Some reporters translated his comment into a guarantee. The Newport News Daily Press ran that quote beneath a headline “Report: Bills QB Almost Pulls a Namath.” Too great was the temptation of sensationalizing another western Pennsylvania-born quarterback who guaranteed victory during Super Bowl week in Florida.

Kelly’s cryptic “promise” of victory came on Tuesday, during the NFL’s prearranged extensive press session. For every player and coach, Media Day, as it became known, was mandatory. At age sixty-two, head coach Marv Levy didn’t bother attending. He had waited a long time to get to the Super Bowl and didn’t want to waste precious time talking with reporters.

Two seasons of high-school coaching and two more as an assistant at his alma mater, Coe College, prepared Levy to take over as head coach at the University of New Mexico in 1958. Consecutive winning seasons for the Lobos gave way to a more prominent gig, rebuilding the University of California. But in four seasons at Berkeley, the Bears posted eight wins in forty games and he resigned “in the best interests of the university.” Arguably, his finest accomplishment at Cal came away from the gridiron. In February 1960, he gave Fremont High School’s head coach, Bill Walsh, his first collegiate job.

Following a five-year, mixed-results tenure at the College of William & Mary, in 1969 Levy joined the professional game. Brief stints in the NFL prepared him for a head-coaching job with the Montreal Alouettes of the Canadian Football League. There he won a pair of league titles until Lamar Hunt lured him away to coach the Kansas City Chiefs, where he failed to make the playoffs in each of his five seasons. He was fired in 1982. And a season directing the Chicago franchise of the USFL didn’t prove any better. Under Levy—who learned a day after taking the job that his entire roster was swapped with the Arizona Wranglers’ roster—the Blitz finished 5-13.

Despite poor records at his most recent stops, Bill Polian knew that Levy could coach.

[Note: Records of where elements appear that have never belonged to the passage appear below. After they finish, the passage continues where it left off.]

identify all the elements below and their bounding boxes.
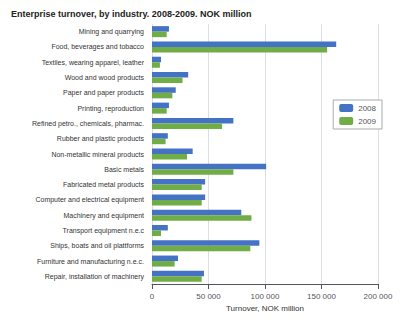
- svg-text:Refined petro., chemicals, pha: Refined petro., chemicals, pharmac.: [32, 120, 144, 128]
- svg-text:50 000: 50 000: [196, 292, 221, 301]
- svg-text:Printing, reproduction: Printing, reproduction: [77, 105, 144, 113]
- svg-text:Transport equipment n.e.c: Transport equipment n.e.c: [63, 227, 145, 235]
- svg-text:Non-metallic mineral products: Non-metallic mineral products: [51, 151, 144, 159]
- svg-text:Turnover, NOK million: Turnover, NOK million: [226, 304, 304, 313]
- svg-text:Wood and wood products: Wood and wood products: [65, 74, 145, 82]
- svg-text:Ships, boats and oil plattform: Ships, boats and oil plattforms: [50, 242, 144, 250]
- svg-text:Paper and paper products: Paper and paper products: [63, 89, 144, 97]
- svg-text:Food, beverages and tobacco: Food, beverages and tobacco: [51, 43, 144, 51]
- svg-text:Textiles, wearing apparel, lea: Textiles, wearing apparel, leather: [42, 59, 145, 67]
- svg-text:Furniture and manufacturing n.: Furniture and manufacturing n.e.c.: [37, 258, 144, 266]
- svg-text:150 000: 150 000: [307, 292, 336, 301]
- svg-text:Machinery and equipment: Machinery and equipment: [63, 212, 144, 220]
- svg-text:Basic metals: Basic metals: [104, 166, 144, 173]
- svg-text:2008: 2008: [358, 104, 376, 113]
- svg-text:2009: 2009: [358, 117, 376, 126]
- svg-text:Fabricated metal products: Fabricated metal products: [63, 181, 144, 189]
- svg-text:0: 0: [150, 292, 155, 301]
- svg-text:100 000: 100 000: [251, 292, 280, 301]
- svg-text:Repair, installation of machin: Repair, installation of machinery: [45, 273, 145, 281]
- svg-text:Computer and electrical equipm: Computer and electrical equipment: [35, 196, 144, 204]
- svg-text:Enterprise turnover, by indust: Enterprise turnover, by industry. 2008-2…: [11, 9, 251, 19]
- svg-text:Rubber and plastic products: Rubber and plastic products: [57, 135, 145, 143]
- svg-text:Mining and quarrying: Mining and quarrying: [79, 28, 144, 36]
- svg-text:200 000: 200 000: [364, 292, 393, 301]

“I felt beyond a shadow of a doubt that Marv Levy was the right guy,” said Polian, who worked under Levy in both Montreal and Kansas City. “I was absolutely convinced he could do the job.”

Within two seasons, the Bills were championship contenders. And when the Bills earned their first Super Bowl berth, Levy spent Tuesday watching film and crafting his game plan, instead of providing copy for reporters.

“I’ve been coaching for 40 years,” Levy said. “This is the game I’ve been preparing for all my life, and I’m not going to cut any corners for it.